Fluid flow in porous media is important in many areas, including oil extraction and recovery, environmental protection, energy conservation, and the design and operation of fuel cells, solar cells, and batteries. Development of accurate, efficient, and reliable numerical schemes to simulate such fluid flow has received considerable attention in mathematics and engineering communities over the past decade. However, mathematical modeling and numerical simulation of fluid flows in heterogeneous media and realistic settings remain a challenge. Much of the difficulty in porous media flow simulations is due to the involvement of different length scales, from macroscopic scale to microscopic scale. This research project aims to develop accurate, efficient, and reliable numerical algorithms for flows in porous media. Weak Galerkin finite element methods (WGFEMs) will be developed for flows in highly heterogeneous domains, porous media, and complex flows in heterogeneous media. The methods under development are anticipated to significantly advance the utility of numerical analysis for realistic scientific and engineering applications. Graduate students are involved in the project.This project aims to develop new weak Galerkin (WG) finite element methods (FEMs) with excellent flexibility in element construction and mesh generation, suited to dealing with heterogeneous physical parameters. Additionally, it is envisioned that the new multiscale WGFEMs will be applicable in other fields, such as structural analysis, electromagnetic wave scattering, image processing, and computer vision. Collaboration with petroleum industry partners is planned in this research project.

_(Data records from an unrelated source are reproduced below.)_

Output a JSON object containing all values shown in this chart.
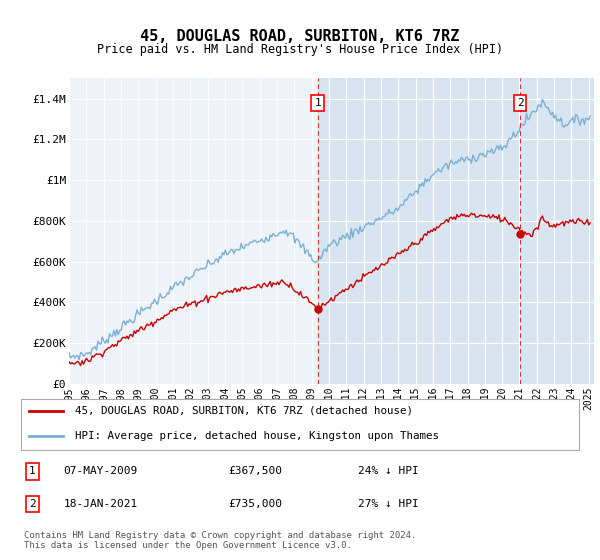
{
  "title": "45, DOUGLAS ROAD, SURBITON, KT6 7RZ",
  "subtitle": "Price paid vs. HM Land Registry's House Price Index (HPI)",
  "ytick_labels": [
    "£0",
    "£200K",
    "£400K",
    "£600K",
    "£800K",
    "£1M",
    "£1.2M",
    "£1.4M"
  ],
  "yticks": [
    0,
    200000,
    400000,
    600000,
    800000,
    1000000,
    1200000,
    1400000
  ],
  "ylim": [
    0,
    1500000
  ],
  "xlim_start": 1995,
  "xlim_end": 2025.3,
  "hpi_color": "#7ab0d4",
  "hpi_fill_color": "#d6e8f5",
  "price_color": "#cc0000",
  "marker1_x": 2009.35,
  "marker1_y": 367500,
  "marker2_x": 2021.04,
  "marker2_y": 735000,
  "marker1_label": "1",
  "marker2_label": "2",
  "marker1_date": "07-MAY-2009",
  "marker1_price": "£367,500",
  "marker1_hpi_pct": "24% ↓ HPI",
  "marker2_date": "18-JAN-2021",
  "marker2_price": "£735,000",
  "marker2_hpi_pct": "27% ↓ HPI",
  "legend_line1": "45, DOUGLAS ROAD, SURBITON, KT6 7RZ (detached house)",
  "legend_line2": "HPI: Average price, detached house, Kingston upon Thames",
  "footnote": "Contains HM Land Registry data © Crown copyright and database right 2024.\nThis data is licensed under the Open Government Licence v3.0.",
  "background_color": "#ffffff",
  "plot_bg_color": "#eef3f9",
  "grid_color": "#ffffff",
  "vline_fill_color": "#cfe0ef"
}
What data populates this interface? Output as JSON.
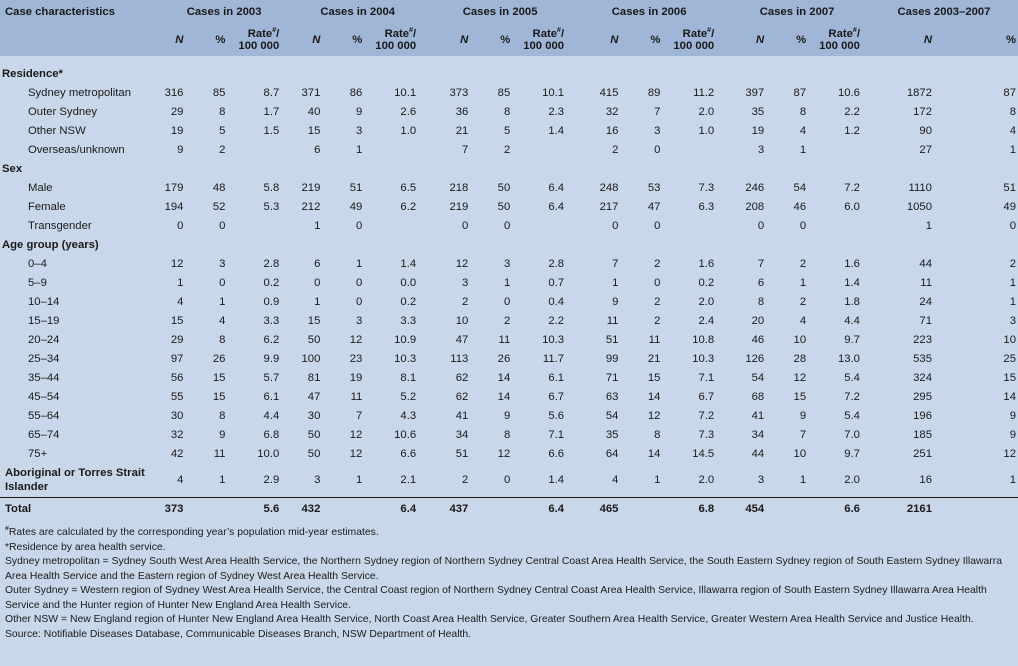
{
  "table": {
    "header": {
      "first": "Case characteristics",
      "groups": [
        "Cases in 2003",
        "Cases in 2004",
        "Cases in 2005",
        "Cases in 2006",
        "Cases in 2007",
        "Cases 2003–2007"
      ],
      "n_label": "N",
      "pct_label": "%",
      "rate_label_1": "Rate",
      "rate_sup": "#",
      "rate_label_1_end": "/",
      "rate_label_2": "100 000"
    },
    "sections": {
      "residence": "Residence*",
      "sex": "Sex",
      "age": "Age group (years)"
    },
    "rows": {
      "sydney_metro": [
        "Sydney metropolitan",
        "316",
        "85",
        "8.7",
        "371",
        "86",
        "10.1",
        "373",
        "85",
        "10.1",
        "415",
        "89",
        "11.2",
        "397",
        "87",
        "10.6",
        "1872",
        "87"
      ],
      "outer_sydney": [
        "Outer Sydney",
        "29",
        "8",
        "1.7",
        "40",
        "9",
        "2.6",
        "36",
        "8",
        "2.3",
        "32",
        "7",
        "2.0",
        "35",
        "8",
        "2.2",
        "172",
        "8"
      ],
      "other_nsw": [
        "Other NSW",
        "19",
        "5",
        "1.5",
        "15",
        "3",
        "1.0",
        "21",
        "5",
        "1.4",
        "16",
        "3",
        "1.0",
        "19",
        "4",
        "1.2",
        "90",
        "4"
      ],
      "overseas": [
        "Overseas/unknown",
        "9",
        "2",
        "",
        "6",
        "1",
        "",
        "7",
        "2",
        "",
        "2",
        "0",
        "",
        "3",
        "1",
        "",
        "27",
        "1"
      ],
      "male": [
        "Male",
        "179",
        "48",
        "5.8",
        "219",
        "51",
        "6.5",
        "218",
        "50",
        "6.4",
        "248",
        "53",
        "7.3",
        "246",
        "54",
        "7.2",
        "1110",
        "51"
      ],
      "female": [
        "Female",
        "194",
        "52",
        "5.3",
        "212",
        "49",
        "6.2",
        "219",
        "50",
        "6.4",
        "217",
        "47",
        "6.3",
        "208",
        "46",
        "6.0",
        "1050",
        "49"
      ],
      "transgender": [
        "Transgender",
        "0",
        "0",
        "",
        "1",
        "0",
        "",
        "0",
        "0",
        "",
        "0",
        "0",
        "",
        "0",
        "0",
        "",
        "1",
        "0"
      ],
      "a0_4": [
        "0–4",
        "12",
        "3",
        "2.8",
        "6",
        "1",
        "1.4",
        "12",
        "3",
        "2.8",
        "7",
        "2",
        "1.6",
        "7",
        "2",
        "1.6",
        "44",
        "2"
      ],
      "a5_9": [
        "5–9",
        "1",
        "0",
        "0.2",
        "0",
        "0",
        "0.0",
        "3",
        "1",
        "0.7",
        "1",
        "0",
        "0.2",
        "6",
        "1",
        "1.4",
        "11",
        "1"
      ],
      "a10_14": [
        "10–14",
        "4",
        "1",
        "0.9",
        "1",
        "0",
        "0.2",
        "2",
        "0",
        "0.4",
        "9",
        "2",
        "2.0",
        "8",
        "2",
        "1.8",
        "24",
        "1"
      ],
      "a15_19": [
        "15–19",
        "15",
        "4",
        "3.3",
        "15",
        "3",
        "3.3",
        "10",
        "2",
        "2.2",
        "11",
        "2",
        "2.4",
        "20",
        "4",
        "4.4",
        "71",
        "3"
      ],
      "a20_24": [
        "20–24",
        "29",
        "8",
        "6.2",
        "50",
        "12",
        "10.9",
        "47",
        "11",
        "10.3",
        "51",
        "11",
        "10.8",
        "46",
        "10",
        "9.7",
        "223",
        "10"
      ],
      "a25_34": [
        "25–34",
        "97",
        "26",
        "9.9",
        "100",
        "23",
        "10.3",
        "113",
        "26",
        "11.7",
        "99",
        "21",
        "10.3",
        "126",
        "28",
        "13.0",
        "535",
        "25"
      ],
      "a35_44": [
        "35–44",
        "56",
        "15",
        "5.7",
        "81",
        "19",
        "8.1",
        "62",
        "14",
        "6.1",
        "71",
        "15",
        "7.1",
        "54",
        "12",
        "5.4",
        "324",
        "15"
      ],
      "a45_54": [
        "45–54",
        "55",
        "15",
        "6.1",
        "47",
        "11",
        "5.2",
        "62",
        "14",
        "6.7",
        "63",
        "14",
        "6.7",
        "68",
        "15",
        "7.2",
        "295",
        "14"
      ],
      "a55_64": [
        "55–64",
        "30",
        "8",
        "4.4",
        "30",
        "7",
        "4.3",
        "41",
        "9",
        "5.6",
        "54",
        "12",
        "7.2",
        "41",
        "9",
        "5.4",
        "196",
        "9"
      ],
      "a65_74": [
        "65–74",
        "32",
        "9",
        "6.8",
        "50",
        "12",
        "10.6",
        "34",
        "8",
        "7.1",
        "35",
        "8",
        "7.3",
        "34",
        "7",
        "7.0",
        "185",
        "9"
      ],
      "a75": [
        "75+",
        "42",
        "11",
        "10.0",
        "50",
        "12",
        "6.6",
        "51",
        "12",
        "6.6",
        "64",
        "14",
        "14.5",
        "44",
        "10",
        "9.7",
        "251",
        "12"
      ],
      "aboriginal": [
        "Aboriginal or Torres Strait Islander",
        "4",
        "1",
        "2.9",
        "3",
        "1",
        "2.1",
        "2",
        "0",
        "1.4",
        "4",
        "1",
        "2.0",
        "3",
        "1",
        "2.0",
        "16",
        "1"
      ],
      "total": [
        "Total",
        "373",
        "",
        "5.6",
        "432",
        "",
        "6.4",
        "437",
        "",
        "6.4",
        "465",
        "",
        "6.8",
        "454",
        "",
        "6.6",
        "2161",
        ""
      ]
    }
  },
  "footnotes": {
    "f1_sup": "#",
    "f1": "Rates are calculated by the corresponding year’s population mid-year estimates.",
    "f2": "*Residence by area health service.",
    "f3": "Sydney metropolitan = Sydney South West Area Health Service, the Northern Sydney region of Northern Sydney Central Coast Area Health Service, the South Eastern Sydney region of South Eastern Sydney Illawarra Area Health Service and the Eastern region of Sydney West Area Health Service.",
    "f4": "Outer Sydney = Western region of Sydney West Area Health Service, the Central Coast region of Northern Sydney Central Coast Area Health Service, Illawarra region of South Eastern Sydney Illawarra Area Health Service and the Hunter region of Hunter New England Area Health Service.",
    "f5": "Other NSW = New England region of Hunter New England Area Health Service, North Coast Area Health Service, Greater Southern Area Health Service, Greater Western Area Health Service and Justice Health.",
    "f6": "Source: Notifiable Diseases Database, Communicable Diseases Branch, NSW Department of Health."
  }
}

多孔介质中的流体流动在许多领域都很重要，包括石油开采和回收、环境保护、节能以及燃料电池、太阳能电池和电池的设计和操作。在过去的十年里，发展精确、高效、可靠的数值方法来模拟这种流体流动已经引起了数学和工程界的极大关注。 然而，非均质介质和现实环境中流体流动的数学建模和数值模拟仍然是一个挑战。多孔介质流动模拟的困难主要是由于涉及不同的长度尺度，从宏观尺度到微观尺度。该研究项目旨在开发多孔介质中流动的精确、高效和可靠的数值算法。 弱伽辽金有限元法（WGFEM）将被开发用于高度非均匀区域、多孔介质中的流动以及非均匀介质中的复杂流动。正在开发的方法预计将显着推进实用的数值分析现实的科学和工程应用。 研究生参与了该项目。本项目旨在开发新的弱伽辽金（WG）有限元方法（FEM），该方法在单元构造和网格生成方面具有出色的灵活性，适合处理非均匀物理参数。此外，可以预见，新的多尺度WGFEM将适用于其他领域，如结构分析，电磁波散射，图像处理和计算机视觉。该研究项目计划与石油工业伙伴合作。